General Steps for Investing in the U.S. Oil Industry
- Assess Your Risk Profile and Time Horizon. The energy sector can offer high dividends, but volatility can exceed market averages. Ensure your time horizon and risk tolerance align with the cyclical nature of this industry.
- Choose an Authorized Broker. To invest in U.S. stocks or ETFs from Brazil or other countries, you need an account with a broker that has access to U.S. exchanges (e.g., international brokers or local platforms with partnerships). Verify that it is regulated and offers competitive commissions.
- Decide on an Investment Vehicle. Based on your knowledge and risk tolerance, choose among:
- Individual Stocks if you want to bet on specific companies (e.g., ExxonMobil, Chevron, ConocoPhillips, Schlumberger, Valero Energy). Research their revenue history, debt levels, energy transition investments, and dividend policies.
- Sector ETFs if you prefer automatic diversification. Examine whether the ETF invests in futures or stocks and review fees and potential contango impact.
- Investment Funds, managed by professionals who select energy companies; these can be an option for those seeking active management, though with higher fees.
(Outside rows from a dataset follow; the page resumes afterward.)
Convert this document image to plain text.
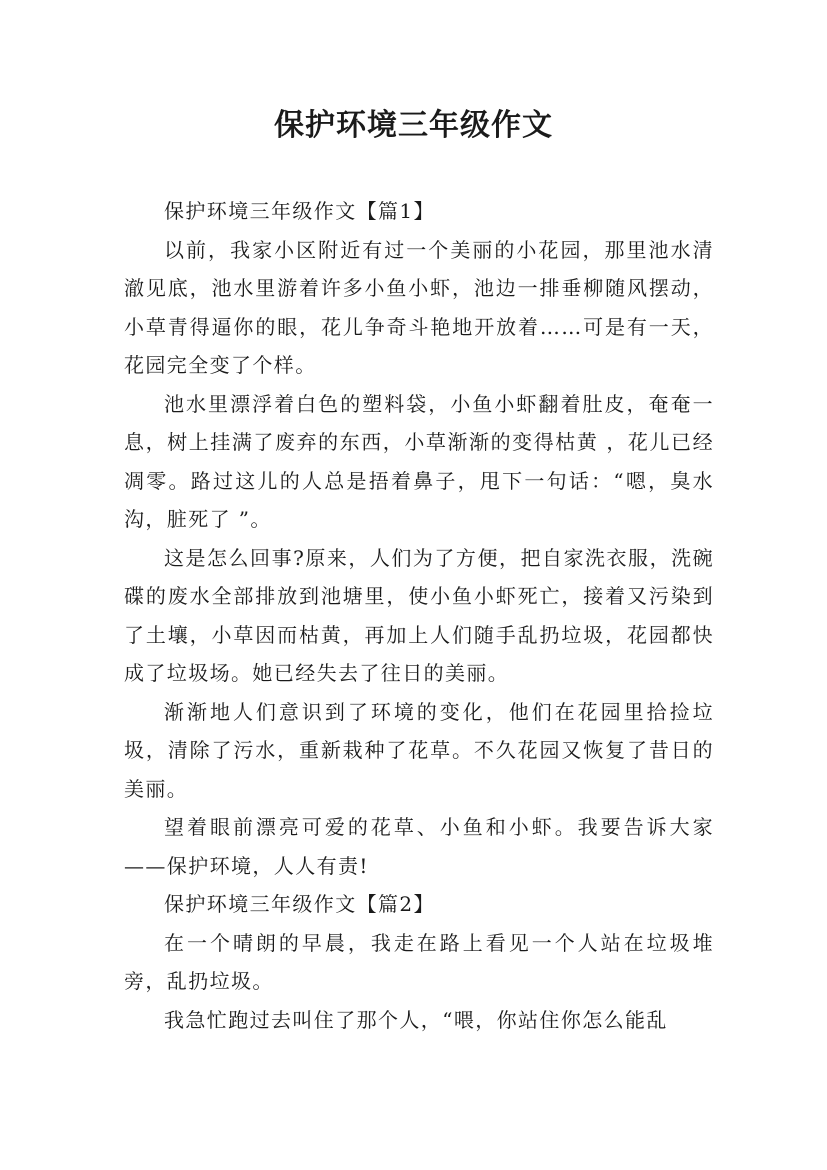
保护环境三年级作文

保护环境三年级作文【篇1】

以前，我家小区附近有过一个美丽的小花园，那里池水清澈见底，池水里游着许多小鱼小虾，池边一排垂柳随风摆动，小草青得逼你的眼，花儿争奇斗艳地开放着……可是有一天，花园完全变了个样。

池水里漂浮着白色的塑料袋，小鱼小虾翻着肚皮，奄奄一息，树上挂满了废弃的东西，小草渐渐的变得枯黄 ，花儿已经凋零。路过这儿的人总是捂着鼻子，甩下一句话：“嗯，臭水沟，脏死了 ”。

这是怎么回事?原来，人们为了方便，把自家洗衣服，洗碗碟的废水全部排放到池塘里，使小鱼小虾死亡，接着又污染到了土壤，小草因而枯黄，再加上人们随手乱扔垃圾，花园都快成了垃圾场。她已经失去了往日的美丽。

渐渐地人们意识到了环境的变化，他们在花园里拾捡垃圾，清除了污水，重新栽种了花草。不久花园又恢复了昔日的美丽。

望着眼前漂亮可爱的花草、小鱼和小虾。我要告诉大家——保护环境，人人有责!

保护环境三年级作文【篇2】

在一个晴朗的早晨，我走在路上看见一个人站在垃圾堆旁，乱扔垃圾。

我急忙跑过去叫住了那个人，“喂，你站住你怎么能乱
- Futures or Options, reserved for advanced investors; they allow leverage but can generate significant losses.
- Diversify. Do not place all your capital in a single subsector; combine exploration and production companies, services, refiners, and integrated companies to balance volatility. Also consider assets from other sectors so your portfolio doesn't depend exclusively on oil.
- Monitor Market Developments. Stay informed about OPEC+ news, inventory data, geopolitical conflicts, and climate policies, as they influence crude oil prices. Periodically review your investments and adjust your strategy according to your objectives.
- Consult a Professional. This guide is for informational purposes and does not constitute personalized financial advice. Before making any investment, consult a registered financial advisor to evaluate your particular situation.
Conclusion
Investing in U.S. oil industries can offer attractive dividends and exposure to an essential sector of the economy, but it also involves significant volatility. There are various ways to invest: derivatives, ETFs, investment funds, and oil company stocks, each with different risks and costs. Shares of integrated giants like Exxon Mobil and Chevron provide diversification and consistent dividends, while exploration and production companies or oilfield services can offer greater leverage to crude oil price increases. Regardless of the vehicle chosen, thorough research and a realistic assessment of your risk tolerance are essential.